Au milieu de cette agitation, Caton s’occupait avec calme du salut des
habitants et de celui des Romains émigrés. Aux premiers, que leur naissance et
leurs intérêts attachaient au sol de l’Afrique, il conseillait de rester étroitement
unis, soit qu’ils voulussent continuer la résistance ou implorer la clémence du
vainqueur; quant aux seconds, pour la plupart chevaliers et sénateurs, il les
accompagna jusqu’au port, et reçut leurs adieux. Pour lui, désespérant de sauver
la ville, il se tua de sa propre main, « résolution fatale, inspirée par la faiblesse
d’une grande âme, ou si l’on veut par l’erreur d’un stoïcien, mais qui n’en a pas
moins été une tache sur sa vie ! » Les magistrats d’Utique tirent à ce généreux
Romain de magnifiques funérailles, auxquelles assista toute la population sans
distinction de partis, et malgré la crainte qu’inspirait l’approche de César. Un
tombeau lui fut élevé sur le rivage. Du temps de Plutarque, on y voyait encore sa
statue, une épée nue à la main: de nos jours, il ne reste plus que son nom.
Entré victorieux dans Utique, César exprima de vifs regrets de la mort de
son ennemi, ce qui ne l’empêcha pas de lever de fortes contributions sur les
habitants. Nous trouvons ici une nouvelle preuve des richesses de l’Afrique. Les
citoyens romains d’Utique furent taxés à la somme de deux millions de sesterces,
payables en trois années2 les biens de tous ceux qui avaient eu des
commandements furent confisqués et vendus à l’encan.

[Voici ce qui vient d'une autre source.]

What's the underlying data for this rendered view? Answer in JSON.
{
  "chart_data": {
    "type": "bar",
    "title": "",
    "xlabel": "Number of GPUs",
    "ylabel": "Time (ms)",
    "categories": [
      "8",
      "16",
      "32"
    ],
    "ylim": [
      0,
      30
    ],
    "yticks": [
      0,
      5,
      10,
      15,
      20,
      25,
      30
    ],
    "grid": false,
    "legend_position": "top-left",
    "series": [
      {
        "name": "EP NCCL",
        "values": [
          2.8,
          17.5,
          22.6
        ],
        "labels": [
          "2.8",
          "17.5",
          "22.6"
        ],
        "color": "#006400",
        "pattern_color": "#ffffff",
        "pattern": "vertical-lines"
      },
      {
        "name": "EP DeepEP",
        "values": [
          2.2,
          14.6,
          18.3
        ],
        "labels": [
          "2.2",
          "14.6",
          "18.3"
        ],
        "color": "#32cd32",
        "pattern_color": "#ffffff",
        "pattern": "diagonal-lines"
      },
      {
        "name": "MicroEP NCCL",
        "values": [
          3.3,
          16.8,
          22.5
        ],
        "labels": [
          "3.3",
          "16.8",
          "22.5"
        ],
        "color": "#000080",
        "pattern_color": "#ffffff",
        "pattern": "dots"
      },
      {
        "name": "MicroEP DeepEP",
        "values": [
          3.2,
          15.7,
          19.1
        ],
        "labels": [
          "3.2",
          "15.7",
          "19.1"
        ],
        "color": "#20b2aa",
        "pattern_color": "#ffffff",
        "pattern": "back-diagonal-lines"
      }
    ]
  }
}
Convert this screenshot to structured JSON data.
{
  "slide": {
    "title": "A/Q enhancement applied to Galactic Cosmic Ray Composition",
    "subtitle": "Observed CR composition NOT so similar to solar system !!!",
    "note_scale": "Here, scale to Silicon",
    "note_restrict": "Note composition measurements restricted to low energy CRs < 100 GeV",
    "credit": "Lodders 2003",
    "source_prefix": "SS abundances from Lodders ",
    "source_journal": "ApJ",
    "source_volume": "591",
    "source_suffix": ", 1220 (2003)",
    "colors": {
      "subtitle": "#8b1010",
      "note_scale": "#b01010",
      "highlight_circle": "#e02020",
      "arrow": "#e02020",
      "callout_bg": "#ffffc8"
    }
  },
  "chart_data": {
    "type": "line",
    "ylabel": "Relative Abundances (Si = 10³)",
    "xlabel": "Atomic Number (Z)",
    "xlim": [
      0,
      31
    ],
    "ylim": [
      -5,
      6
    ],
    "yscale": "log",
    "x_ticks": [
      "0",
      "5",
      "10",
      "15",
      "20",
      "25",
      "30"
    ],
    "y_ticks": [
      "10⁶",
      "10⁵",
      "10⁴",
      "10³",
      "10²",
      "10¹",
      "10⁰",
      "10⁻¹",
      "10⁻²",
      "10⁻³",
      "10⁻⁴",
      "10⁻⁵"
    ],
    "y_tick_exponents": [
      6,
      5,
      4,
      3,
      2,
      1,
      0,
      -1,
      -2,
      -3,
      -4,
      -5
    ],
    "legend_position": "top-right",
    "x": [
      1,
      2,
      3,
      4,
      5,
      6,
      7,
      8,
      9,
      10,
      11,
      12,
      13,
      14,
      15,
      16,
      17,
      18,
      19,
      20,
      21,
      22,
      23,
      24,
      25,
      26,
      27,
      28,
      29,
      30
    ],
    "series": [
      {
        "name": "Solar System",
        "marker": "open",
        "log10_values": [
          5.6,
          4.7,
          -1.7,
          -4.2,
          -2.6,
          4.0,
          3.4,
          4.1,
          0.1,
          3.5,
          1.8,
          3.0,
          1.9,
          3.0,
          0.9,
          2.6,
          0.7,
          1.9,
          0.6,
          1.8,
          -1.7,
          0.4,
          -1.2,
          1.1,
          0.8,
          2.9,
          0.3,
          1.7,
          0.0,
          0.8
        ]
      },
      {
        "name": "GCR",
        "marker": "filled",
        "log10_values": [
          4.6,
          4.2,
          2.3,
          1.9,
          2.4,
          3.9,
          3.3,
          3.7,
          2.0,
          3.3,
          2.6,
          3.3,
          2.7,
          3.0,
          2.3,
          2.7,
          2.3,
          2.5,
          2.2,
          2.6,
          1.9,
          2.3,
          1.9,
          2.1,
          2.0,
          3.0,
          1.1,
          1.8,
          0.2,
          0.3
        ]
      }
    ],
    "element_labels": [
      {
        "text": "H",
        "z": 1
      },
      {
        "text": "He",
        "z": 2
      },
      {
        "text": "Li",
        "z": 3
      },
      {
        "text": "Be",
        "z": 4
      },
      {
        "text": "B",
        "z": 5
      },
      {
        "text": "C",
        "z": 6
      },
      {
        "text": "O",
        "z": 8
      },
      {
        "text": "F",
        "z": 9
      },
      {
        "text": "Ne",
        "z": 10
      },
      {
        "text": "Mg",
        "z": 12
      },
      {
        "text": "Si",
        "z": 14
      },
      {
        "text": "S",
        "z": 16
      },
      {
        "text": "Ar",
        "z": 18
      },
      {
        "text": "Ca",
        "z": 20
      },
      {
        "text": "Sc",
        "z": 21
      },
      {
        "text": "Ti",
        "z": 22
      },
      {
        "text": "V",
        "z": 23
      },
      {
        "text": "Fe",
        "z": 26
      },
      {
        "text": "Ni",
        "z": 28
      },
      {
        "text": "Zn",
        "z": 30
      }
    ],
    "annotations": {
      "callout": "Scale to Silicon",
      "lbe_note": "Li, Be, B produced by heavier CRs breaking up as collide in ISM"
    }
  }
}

César imposa la ville de
Thapsus à deux millions de sesterces, et son territoire à trois millions; la ville
d’Adrumète à trois millions, et son territoire à cinq. Leptis et Cisdra, villes moins
riches, ou moins coupables aux yeux du vainqueur, furent taxées seulement, la
première à trois cent mille livres d’huile, la seconde à une certaine quantité de
blé. Ces mesures ne rencontrèrent aucune résistance : tous se montraient soumis
et silencieux. De tant de chefs qui avaient pris les armes contre César, il n’en
restait pas un seul. Scipion s’était embarqué pour l’Espagne, mais, rejeté sur les
côtes par la tempête, il périt non loin d’Hippone; Caton était mort à Utique; Juba,
abandonné de ses sujets, repoussé de sa capitale, s’était suicidé: son fils lui
survécut, et figura dans le triomphe de César, à côté du Gaulois Vercingétorix et
de la sœur de Cléopâtre. Les autres généraux de l’armée combinée ne furent pas
plus heureux; les uns s’ôtèrent eux-mêmes la vie, les autres trouvèrent la mort
sur le champ de bataille, ou dans leur fuite. Ceux qui se rendirent volontairement
furent épargnés; le plus petit nombre parvint à gagner l’Espagne.